Deze benadering van het kwantificeren van histon gebonden acetaat kan helpen om het effect van histon acetylatie beter te begrijpen in verschillende kanker-gerelateerde studies. Om het nut van de aanpak aan te tonen, hebben we A549 cellen behandeld met panobinostat, een pan-histon deacetylase (HDAC) remmer. Een korte, 4-h incubatie met panobinostat veroorzaakt een bijna verdubbeling van de hoeveelheid histon-gebonden acetaat, waaruit blijkt dat histon acetylatie omzet vrij snel (Fig. 7h).

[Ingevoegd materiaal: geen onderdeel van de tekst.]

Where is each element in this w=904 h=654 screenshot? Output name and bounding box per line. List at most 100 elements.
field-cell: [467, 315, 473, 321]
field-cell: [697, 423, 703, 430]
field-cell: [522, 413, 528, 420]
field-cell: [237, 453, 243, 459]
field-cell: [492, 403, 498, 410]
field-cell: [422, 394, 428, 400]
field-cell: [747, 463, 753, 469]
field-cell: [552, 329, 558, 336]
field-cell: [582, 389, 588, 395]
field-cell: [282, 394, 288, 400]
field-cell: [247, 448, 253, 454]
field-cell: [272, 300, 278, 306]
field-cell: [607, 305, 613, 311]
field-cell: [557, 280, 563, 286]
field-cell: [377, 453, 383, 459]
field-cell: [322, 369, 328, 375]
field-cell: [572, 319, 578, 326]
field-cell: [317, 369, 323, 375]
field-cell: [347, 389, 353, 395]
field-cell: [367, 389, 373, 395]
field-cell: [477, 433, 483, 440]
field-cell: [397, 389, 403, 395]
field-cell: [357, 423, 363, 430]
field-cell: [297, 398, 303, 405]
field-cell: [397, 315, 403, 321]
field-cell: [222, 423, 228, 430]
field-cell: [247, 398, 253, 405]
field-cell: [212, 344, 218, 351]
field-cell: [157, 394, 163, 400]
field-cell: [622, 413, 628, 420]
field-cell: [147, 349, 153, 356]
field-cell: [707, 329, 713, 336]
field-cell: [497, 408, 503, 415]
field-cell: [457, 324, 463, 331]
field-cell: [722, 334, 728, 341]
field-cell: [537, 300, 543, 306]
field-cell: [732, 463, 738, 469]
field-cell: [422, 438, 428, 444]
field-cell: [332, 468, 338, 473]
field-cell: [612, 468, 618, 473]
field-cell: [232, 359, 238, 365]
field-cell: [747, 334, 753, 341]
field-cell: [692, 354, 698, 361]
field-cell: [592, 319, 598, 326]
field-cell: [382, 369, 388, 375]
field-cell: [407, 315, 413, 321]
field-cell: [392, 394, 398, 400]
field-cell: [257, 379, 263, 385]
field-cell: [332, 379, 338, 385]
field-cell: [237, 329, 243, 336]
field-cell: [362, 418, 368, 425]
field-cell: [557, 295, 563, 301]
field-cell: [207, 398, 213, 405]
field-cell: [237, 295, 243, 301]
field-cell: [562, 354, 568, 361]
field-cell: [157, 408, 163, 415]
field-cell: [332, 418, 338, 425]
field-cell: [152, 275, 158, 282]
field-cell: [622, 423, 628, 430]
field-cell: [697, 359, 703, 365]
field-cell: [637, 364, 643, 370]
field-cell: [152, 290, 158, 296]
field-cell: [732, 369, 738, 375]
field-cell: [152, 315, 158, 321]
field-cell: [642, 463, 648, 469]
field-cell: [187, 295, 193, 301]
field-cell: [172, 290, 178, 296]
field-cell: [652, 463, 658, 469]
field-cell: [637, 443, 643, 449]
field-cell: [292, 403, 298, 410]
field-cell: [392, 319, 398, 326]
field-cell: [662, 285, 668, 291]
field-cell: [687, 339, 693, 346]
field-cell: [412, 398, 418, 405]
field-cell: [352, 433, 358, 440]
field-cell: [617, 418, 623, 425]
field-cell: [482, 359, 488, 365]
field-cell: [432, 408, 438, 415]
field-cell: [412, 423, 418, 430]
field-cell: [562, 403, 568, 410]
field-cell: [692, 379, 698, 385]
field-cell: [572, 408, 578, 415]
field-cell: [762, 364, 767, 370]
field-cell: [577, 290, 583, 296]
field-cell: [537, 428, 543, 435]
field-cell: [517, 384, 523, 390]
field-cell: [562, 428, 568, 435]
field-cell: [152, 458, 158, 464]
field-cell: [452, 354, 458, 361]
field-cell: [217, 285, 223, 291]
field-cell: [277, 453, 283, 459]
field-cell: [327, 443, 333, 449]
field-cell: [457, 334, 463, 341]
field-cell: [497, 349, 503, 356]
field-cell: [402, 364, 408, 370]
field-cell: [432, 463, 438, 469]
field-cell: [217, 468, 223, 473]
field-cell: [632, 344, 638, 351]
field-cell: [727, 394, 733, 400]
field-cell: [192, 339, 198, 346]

Meten van formiaat en andere korte-keten vetzuren
Door wijziging van de derivatiseringsmiddel, de methode is gemakkelijk aanpasbaar aan andere korte-keten vetzuren, waaronder formiaat. Koppelen formiaat met benzylalcohol genereert formiaat derivaat (benzylformiaat), die gemakkelijk kan worden geanalyseerd door GC-MS (zie aanvullende experimentele procedures Extra bestand 1: S1). We hebben eerder vermeld dat de GC-MS-methode voor acetaat analyse duurt slechts 4 min, met massadetector werken tussen 2,2 en 2,7 min. Dezelfde methode is in staat om te analyseren en te kwantificeren propionaat en butyraat in de vorm van propyl-propionaat en propyl-butyraat met behulp van hetzelfde monster derivatisatie methode setup als voor acetaat. Door de werkingstijd van de massadetector van 2,2 tot 4 min te verlengen, konden wij de propionaat- en butyraatpieken detecteren die bij respectievelijk 2,92 en 3,30 min elueerden. Met behulp van ionen m/z 75 en 89 voor propionaat en butyraat, respectievelijk, is het mogelijk om deze korte-keten vetzuren absoluut te kwantificeren.